Contrats de croissance à l export : La 2ème édition à l ombre du déficit commercial

Contrats de croissance à l export : La 2ème édition à l ombre du déficit commercial

Abdelkader Aâmara a voulu donner à la cérémonie de signature du 2ème tour du soutien aux exportations additionnelles l’éclat d’un adieu. C’est peut-être la dernière des opérations de grande envergure qu’il aura à mener en sa qualité de ministre de l’industrie, du commerce et des nouvelles technologies dans le 1er cabinet Benkirane. Certains de ses proches pensent qu’il rempilera après Aïd Al Fitr et, à les en croire, au même poste ministériel.

En attendant, Abdelkader Aâmara a déjà l’oreille de l’ASMEX et de la CGEM qui ont délégué 25 de leurs entreprises exportatrices pour signer jeudi une nouvelle fournée de «contrats à l’export». C’est la 2ème édition de ce type d’engagements financiers directs de l’Etat en faveur de l’entreprise exportatrice, et dont le cycle devrait contribuer à améliorer le solde commercial d’ici à 2017, a-t-il laissé entendre  lors d’un point de presse.

C’est plus précisément l’un des 3 principaux outils forgés pour booster les velléités exportatrices des entreprises qui croient avoir la vocation, «qu’elles soient émergentes ou confirmées – grosso modo TPE ou PME».

Les autres instruments sont l’audit qui permet de s’assurer de l’existence de cette vocation et les consortiums, groupements dont l’utilité a été démontrée dans des domaines tels que la logistique et la conquête des marchés extérieurs.

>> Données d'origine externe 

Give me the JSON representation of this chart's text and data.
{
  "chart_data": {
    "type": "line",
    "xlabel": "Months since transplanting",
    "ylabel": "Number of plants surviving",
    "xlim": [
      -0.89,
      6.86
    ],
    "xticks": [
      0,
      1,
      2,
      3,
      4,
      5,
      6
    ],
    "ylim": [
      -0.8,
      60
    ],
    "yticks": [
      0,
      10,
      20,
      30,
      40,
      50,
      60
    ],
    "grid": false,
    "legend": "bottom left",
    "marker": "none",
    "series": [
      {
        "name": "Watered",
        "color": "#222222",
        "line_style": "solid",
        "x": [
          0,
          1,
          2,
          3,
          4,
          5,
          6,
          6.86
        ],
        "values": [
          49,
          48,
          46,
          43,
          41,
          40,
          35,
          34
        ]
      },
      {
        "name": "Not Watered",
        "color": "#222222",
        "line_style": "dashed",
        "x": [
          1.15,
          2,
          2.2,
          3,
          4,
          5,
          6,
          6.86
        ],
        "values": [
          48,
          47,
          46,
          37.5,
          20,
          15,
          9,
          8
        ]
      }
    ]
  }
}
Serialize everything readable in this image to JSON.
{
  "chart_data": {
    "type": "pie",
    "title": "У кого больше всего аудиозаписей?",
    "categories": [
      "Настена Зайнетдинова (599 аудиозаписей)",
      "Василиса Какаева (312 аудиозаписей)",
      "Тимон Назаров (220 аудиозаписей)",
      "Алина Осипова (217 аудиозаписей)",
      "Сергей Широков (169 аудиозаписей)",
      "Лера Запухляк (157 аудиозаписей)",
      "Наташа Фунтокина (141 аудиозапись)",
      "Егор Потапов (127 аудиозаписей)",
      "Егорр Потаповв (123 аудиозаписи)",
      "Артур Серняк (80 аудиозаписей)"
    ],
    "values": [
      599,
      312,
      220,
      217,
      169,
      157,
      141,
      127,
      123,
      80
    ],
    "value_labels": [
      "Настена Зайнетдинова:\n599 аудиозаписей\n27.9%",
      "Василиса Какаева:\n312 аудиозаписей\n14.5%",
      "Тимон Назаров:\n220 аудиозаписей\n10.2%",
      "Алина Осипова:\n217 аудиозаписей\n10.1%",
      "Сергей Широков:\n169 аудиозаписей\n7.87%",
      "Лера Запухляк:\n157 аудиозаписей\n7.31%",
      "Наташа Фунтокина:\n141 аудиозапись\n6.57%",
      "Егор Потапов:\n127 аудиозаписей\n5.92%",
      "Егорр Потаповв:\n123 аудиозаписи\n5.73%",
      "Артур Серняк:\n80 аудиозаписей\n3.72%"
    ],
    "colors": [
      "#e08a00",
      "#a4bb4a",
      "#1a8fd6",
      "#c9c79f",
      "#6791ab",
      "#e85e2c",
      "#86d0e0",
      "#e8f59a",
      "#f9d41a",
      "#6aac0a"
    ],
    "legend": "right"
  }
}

Le ministre a particulièrement insisté sur la finalité du programme «mis en œuvre en partenariat avec le ministère de l’économie et des finances, de la CGEM et de Maroc-export», avec pour but de générer des exportations additionnelles, de faciliter aux entreprises l’accès aux moyens de développer leurs produits sur les marchés cibles, d’y renforcer leur positionnement -par le biais du Centre marocain des exportations et des foires, notamment -, et surtout «de convertir les entreprises exportatrices occasionnelles, ou non-exportatrices, en exportatrices professionnelles et régulières». Coût estimé de la mutation: 1 à 1,26 milliard, selon les déclarations. Ce n’est pas cher payer, juge-t-on de source proche du ministère.

La 1ère édition a en effet profité à 109 entreprises, celle qui a été lancée jeudi devrait bénéficier dans un terme proche à 30 entreprises en sus des 25 signataires. En sorte que, si tout va comme on le souhaite, ce seront 375 entreprises qui seront initiées aux vertus de l’export en fin d’année 2017. Abdelkader Aâmara pense en effet que cet objectif est dans l’ordre des choses. «De plus en plus ouverte sur le reste du monde, l’économie marocaine est en train de progresser sur la chaîne de valeur, et parallèlement, de plus s’adresser à la demande extérieure qu’à la domestique». En arrière-plan de cette évolution désirée, le déficit de la balance commerciale. Il est structurel et croissant, dira le ministre.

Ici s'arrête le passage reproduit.